Objective: Students will read three brief samples of statements of ethics on various subjects, compare and contrast them, and begin a draft of their own environmental philosophy. This philosophy will be revisited and expounded upon in the final assessment to see how their beliefs develop over the course of the unit.
Teaching Plan:
Do Now: What does it mean if something is ethical? What is an example of an ethical action? What is an example of a nonethical action?
Students are encouraged to think of examples beyond the context of environmentalism that are relevant to their daily lives.
The teacher reviews the student-generated definition of ethics.
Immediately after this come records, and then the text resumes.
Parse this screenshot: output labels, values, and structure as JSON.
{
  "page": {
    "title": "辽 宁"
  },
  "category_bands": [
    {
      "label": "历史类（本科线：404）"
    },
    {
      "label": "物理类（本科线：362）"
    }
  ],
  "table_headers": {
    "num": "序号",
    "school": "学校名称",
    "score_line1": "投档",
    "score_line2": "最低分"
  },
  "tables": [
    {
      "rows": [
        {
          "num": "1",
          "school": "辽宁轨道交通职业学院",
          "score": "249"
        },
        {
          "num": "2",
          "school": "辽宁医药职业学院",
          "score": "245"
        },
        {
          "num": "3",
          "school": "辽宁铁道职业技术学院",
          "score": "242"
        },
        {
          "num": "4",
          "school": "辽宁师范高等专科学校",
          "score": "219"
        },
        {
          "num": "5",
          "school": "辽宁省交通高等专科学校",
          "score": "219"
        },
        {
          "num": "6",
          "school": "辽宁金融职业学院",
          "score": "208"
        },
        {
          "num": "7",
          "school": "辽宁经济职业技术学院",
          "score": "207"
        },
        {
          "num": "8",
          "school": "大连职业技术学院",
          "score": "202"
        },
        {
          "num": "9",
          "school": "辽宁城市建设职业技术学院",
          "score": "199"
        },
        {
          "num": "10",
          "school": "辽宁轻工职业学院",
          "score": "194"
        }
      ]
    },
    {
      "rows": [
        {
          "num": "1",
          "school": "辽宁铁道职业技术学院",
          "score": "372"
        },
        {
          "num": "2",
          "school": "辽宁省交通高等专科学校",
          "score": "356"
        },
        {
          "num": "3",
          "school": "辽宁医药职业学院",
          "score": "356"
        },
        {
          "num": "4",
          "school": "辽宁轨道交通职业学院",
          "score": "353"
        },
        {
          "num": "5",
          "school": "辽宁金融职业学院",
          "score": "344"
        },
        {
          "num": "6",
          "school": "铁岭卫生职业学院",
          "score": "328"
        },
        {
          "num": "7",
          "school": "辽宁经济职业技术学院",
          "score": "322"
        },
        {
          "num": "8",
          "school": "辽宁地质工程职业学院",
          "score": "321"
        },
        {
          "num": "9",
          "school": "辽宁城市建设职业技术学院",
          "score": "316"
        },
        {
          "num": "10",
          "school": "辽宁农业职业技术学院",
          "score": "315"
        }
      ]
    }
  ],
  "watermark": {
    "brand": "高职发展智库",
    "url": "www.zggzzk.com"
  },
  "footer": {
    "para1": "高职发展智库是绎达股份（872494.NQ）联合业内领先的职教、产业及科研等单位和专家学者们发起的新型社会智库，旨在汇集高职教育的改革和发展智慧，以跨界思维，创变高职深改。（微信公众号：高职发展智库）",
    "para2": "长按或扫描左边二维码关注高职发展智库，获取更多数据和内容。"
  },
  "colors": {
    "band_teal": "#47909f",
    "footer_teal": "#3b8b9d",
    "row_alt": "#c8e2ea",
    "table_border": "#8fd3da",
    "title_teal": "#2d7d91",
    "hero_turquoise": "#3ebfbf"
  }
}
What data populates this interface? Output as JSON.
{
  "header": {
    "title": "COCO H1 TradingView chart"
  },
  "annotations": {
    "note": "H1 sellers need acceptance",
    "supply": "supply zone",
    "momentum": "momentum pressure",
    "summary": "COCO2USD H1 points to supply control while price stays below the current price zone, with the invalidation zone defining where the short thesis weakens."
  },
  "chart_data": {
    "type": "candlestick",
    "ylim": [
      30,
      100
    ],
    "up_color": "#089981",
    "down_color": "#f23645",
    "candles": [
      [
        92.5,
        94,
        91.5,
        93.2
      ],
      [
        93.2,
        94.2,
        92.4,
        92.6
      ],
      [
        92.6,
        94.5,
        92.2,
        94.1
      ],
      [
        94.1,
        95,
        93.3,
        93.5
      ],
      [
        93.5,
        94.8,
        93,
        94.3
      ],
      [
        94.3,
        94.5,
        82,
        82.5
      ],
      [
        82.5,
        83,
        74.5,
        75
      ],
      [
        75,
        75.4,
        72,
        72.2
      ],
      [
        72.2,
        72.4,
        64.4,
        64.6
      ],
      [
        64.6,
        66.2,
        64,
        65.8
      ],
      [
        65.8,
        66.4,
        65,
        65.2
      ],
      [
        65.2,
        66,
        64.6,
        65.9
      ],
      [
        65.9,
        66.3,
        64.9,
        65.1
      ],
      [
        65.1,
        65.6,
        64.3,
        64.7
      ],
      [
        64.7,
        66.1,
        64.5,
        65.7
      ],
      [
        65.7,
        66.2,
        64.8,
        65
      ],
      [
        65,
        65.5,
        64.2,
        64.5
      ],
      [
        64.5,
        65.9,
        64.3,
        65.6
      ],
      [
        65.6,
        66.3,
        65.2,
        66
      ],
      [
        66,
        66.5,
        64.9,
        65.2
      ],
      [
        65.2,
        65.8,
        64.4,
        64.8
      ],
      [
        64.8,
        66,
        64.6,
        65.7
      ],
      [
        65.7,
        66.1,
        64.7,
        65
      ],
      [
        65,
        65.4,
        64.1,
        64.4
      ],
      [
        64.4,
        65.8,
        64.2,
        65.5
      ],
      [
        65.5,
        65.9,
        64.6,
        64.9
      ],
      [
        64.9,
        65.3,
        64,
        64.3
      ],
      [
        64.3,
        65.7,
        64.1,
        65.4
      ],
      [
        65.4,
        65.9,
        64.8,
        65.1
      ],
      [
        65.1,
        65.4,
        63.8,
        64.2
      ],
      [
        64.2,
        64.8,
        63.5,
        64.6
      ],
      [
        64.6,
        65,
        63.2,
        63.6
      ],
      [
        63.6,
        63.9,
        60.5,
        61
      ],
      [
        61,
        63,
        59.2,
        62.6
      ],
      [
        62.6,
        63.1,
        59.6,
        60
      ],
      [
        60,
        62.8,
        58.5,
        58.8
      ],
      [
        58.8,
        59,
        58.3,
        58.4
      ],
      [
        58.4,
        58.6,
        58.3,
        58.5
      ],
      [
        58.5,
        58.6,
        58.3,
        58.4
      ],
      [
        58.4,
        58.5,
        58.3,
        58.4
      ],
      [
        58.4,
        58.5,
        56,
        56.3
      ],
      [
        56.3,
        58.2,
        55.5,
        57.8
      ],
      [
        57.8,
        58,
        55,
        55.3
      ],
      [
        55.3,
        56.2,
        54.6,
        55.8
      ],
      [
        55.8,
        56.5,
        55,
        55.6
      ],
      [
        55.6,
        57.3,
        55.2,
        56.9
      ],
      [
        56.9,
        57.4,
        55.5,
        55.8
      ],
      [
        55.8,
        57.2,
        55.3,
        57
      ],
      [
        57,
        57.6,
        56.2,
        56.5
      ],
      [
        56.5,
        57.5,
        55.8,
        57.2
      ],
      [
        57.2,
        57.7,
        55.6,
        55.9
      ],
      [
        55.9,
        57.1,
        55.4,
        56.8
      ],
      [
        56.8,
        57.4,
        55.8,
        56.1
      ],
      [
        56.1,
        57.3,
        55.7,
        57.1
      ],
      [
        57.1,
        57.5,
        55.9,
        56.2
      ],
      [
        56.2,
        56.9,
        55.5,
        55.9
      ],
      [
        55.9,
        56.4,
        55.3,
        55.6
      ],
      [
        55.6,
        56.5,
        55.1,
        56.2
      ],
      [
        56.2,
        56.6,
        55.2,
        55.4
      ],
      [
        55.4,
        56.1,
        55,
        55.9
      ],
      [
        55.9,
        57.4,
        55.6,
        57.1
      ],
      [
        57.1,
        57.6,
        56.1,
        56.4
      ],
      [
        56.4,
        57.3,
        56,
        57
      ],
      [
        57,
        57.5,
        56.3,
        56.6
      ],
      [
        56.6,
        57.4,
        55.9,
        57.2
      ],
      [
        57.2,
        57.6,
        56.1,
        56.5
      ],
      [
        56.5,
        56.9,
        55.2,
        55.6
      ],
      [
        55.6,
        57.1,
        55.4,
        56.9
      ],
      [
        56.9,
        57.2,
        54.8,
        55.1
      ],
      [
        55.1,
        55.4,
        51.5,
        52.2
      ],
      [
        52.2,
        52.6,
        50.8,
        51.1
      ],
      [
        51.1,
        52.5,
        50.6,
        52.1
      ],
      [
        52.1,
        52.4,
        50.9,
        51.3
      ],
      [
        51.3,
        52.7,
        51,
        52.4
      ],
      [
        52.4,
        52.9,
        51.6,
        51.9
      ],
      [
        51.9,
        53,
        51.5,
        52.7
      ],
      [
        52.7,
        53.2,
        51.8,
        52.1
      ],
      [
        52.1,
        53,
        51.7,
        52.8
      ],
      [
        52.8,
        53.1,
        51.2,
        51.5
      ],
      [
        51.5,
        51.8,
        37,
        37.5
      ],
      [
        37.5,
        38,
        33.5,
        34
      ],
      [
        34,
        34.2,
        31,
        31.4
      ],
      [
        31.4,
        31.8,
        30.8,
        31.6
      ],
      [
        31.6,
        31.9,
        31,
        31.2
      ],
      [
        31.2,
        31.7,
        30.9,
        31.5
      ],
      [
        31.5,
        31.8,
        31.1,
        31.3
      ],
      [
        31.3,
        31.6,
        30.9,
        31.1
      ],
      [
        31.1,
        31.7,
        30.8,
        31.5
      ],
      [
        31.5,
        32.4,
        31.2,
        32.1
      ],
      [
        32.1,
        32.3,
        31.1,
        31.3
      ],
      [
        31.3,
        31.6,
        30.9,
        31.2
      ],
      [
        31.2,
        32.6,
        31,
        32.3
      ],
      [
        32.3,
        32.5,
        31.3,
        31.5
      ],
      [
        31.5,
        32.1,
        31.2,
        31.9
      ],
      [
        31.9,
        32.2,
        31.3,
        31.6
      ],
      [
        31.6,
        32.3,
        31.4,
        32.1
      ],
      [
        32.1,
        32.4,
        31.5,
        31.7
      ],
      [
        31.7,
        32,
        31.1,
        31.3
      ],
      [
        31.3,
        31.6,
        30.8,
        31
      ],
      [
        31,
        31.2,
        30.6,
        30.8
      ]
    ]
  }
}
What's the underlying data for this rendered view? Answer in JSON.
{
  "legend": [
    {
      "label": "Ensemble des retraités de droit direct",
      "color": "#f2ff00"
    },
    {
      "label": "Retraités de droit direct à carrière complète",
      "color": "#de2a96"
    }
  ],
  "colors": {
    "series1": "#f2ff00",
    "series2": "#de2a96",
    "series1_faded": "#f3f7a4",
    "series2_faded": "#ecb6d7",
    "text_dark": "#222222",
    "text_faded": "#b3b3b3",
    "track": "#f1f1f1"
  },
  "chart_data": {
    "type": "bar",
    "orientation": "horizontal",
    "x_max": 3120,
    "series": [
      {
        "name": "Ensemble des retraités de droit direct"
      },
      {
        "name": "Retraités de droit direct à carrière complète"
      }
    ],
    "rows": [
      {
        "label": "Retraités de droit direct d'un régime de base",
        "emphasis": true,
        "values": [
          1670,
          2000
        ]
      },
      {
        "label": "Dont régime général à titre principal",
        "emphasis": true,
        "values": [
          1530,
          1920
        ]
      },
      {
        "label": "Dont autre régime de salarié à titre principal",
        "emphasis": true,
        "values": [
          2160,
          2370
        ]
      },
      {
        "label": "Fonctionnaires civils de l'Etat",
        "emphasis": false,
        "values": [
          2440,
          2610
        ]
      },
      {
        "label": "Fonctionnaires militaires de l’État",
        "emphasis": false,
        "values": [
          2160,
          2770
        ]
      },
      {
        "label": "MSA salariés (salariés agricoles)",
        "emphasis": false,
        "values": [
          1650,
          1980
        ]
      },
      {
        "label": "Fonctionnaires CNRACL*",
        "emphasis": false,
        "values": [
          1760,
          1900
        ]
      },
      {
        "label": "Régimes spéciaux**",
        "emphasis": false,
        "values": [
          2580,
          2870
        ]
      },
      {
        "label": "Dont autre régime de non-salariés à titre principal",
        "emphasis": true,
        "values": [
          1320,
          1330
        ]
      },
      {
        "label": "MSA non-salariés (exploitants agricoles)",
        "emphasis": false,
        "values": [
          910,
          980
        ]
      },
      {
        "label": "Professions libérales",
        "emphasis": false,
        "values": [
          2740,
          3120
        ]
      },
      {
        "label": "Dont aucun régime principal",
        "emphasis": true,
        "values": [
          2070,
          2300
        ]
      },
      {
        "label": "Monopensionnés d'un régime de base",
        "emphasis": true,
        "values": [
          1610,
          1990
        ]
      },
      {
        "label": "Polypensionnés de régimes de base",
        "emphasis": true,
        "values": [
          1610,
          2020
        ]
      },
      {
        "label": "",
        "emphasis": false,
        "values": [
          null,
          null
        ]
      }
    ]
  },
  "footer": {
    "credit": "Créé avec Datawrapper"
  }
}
Follow-up questions may include:
- Why might we need to define what our own code of ethics is?
- What are cultural ways that ethics have been defined in different contexts? (if students struggle, prompt them to think of at home, in schools, in religious spaces, among friends, etc.)
- What are the social consequences of not adhering to the group’s code of ethics? What happens when the individual’s code of ethics is at odds with the community’s?
- Who gets to define what the code of ethics for a community is?
These follow-up questions may be prompts at different tables written on large pieces of paper. Students may circulate and add their own ideas. The teacher may need to model how to respond to peer comments so that the ideas are in conversation rather than a series of isolated statements. (for example, “I would like to build off this [circled idea of a peer’s] by adding more detail, asking a question, disagreeing, agreeing, connecting to a real world example.”). In order to do so, consider including the requirement that you respond to the text of another student two or more times per station, and add your own idea only once. This serves to have students validate each other’s thoughts, encouraging intellectual risk-taking in a structured and “safe” way.
Students come back to their seats and dissect samples of three statements (such as mission statements of various organizations or government pages, a short speech of a social change-maker depicting their values, or religious tenets) with a partner.
Students must complete a worksheet for each one to answer the following:
- Summarize the main idea of the statement in a sentence.
- What are three supporting reasons for their claim?
- Who is the individual creating this ethic? How might their background influence their perspective?
- What are you left wondering? Attempt to answer through research, cite your sources!
Students then move on to draft a 1-page environmentalist philosophy. The prompting directions are as follows:
- To what extent is the natural environment important to you? Why or why not?
- What factors into your decision-making when you choose to buy or use stuff?
- What values do you think we as a community should have when using the environment for our needs? What makes you say that?